The sectionalization of conventional bubble columns to tray bubble column by
perforated trays has been used in chemical, biochemical, and petroleum processes
as an effective way to improve the gas-liquid contacting efficiency, and reduce
liquid backmixing. In this study, an experimental semi-batch tray bubble column
setup has been built. Column 0.15 m inside diameter and total height of 2.20 m is
sectionalized into four stages using three perforated plates to investigate the
effect of tray geometry, superficial gas velocities and liquid phase physical
properties on overall gas holdup. The overall gas holdup is measured
experimentally by bed expansion technique. For studying the effect of physical
properties of the liquid phase, two different gas and liquid systems are used (airwater
and air-methanol solution).Methanol solution was used as the liquid phase
to simulate the hydrodynamic behavior of the high gas holdup systems.

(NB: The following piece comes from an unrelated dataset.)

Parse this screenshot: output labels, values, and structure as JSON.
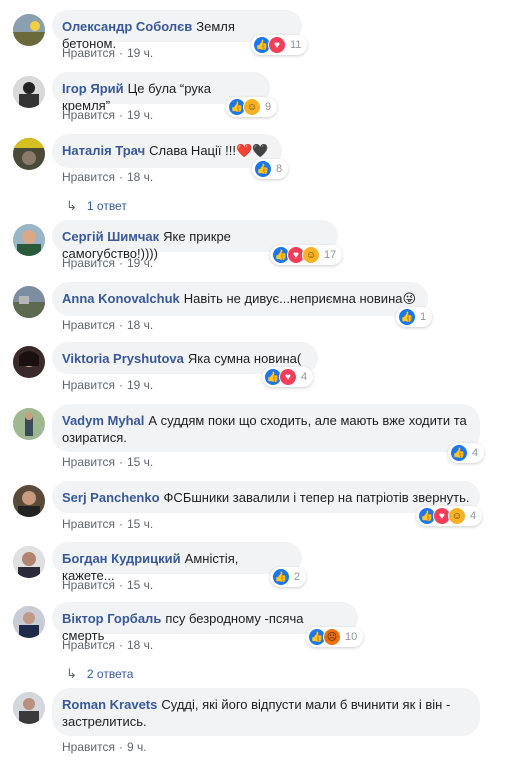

Remarkable increases of up to 80% in the overall gas holdup have been observed
in tray column as compared to conventional bubble column when this liquid
system was used. Experimental results of tray bubble column shows significant
increase the overall gas holdup in comparison with conventional bubble column.
Correlations have been used for the estimation of the fractional gas holdup in
bubble column with and without tray. Comparison of the model predictions with
the experimental data and with the published data of other authors shows fine
agreement which ensure the reliability and confidentiality of the adopted the
correlations to be used in further designation.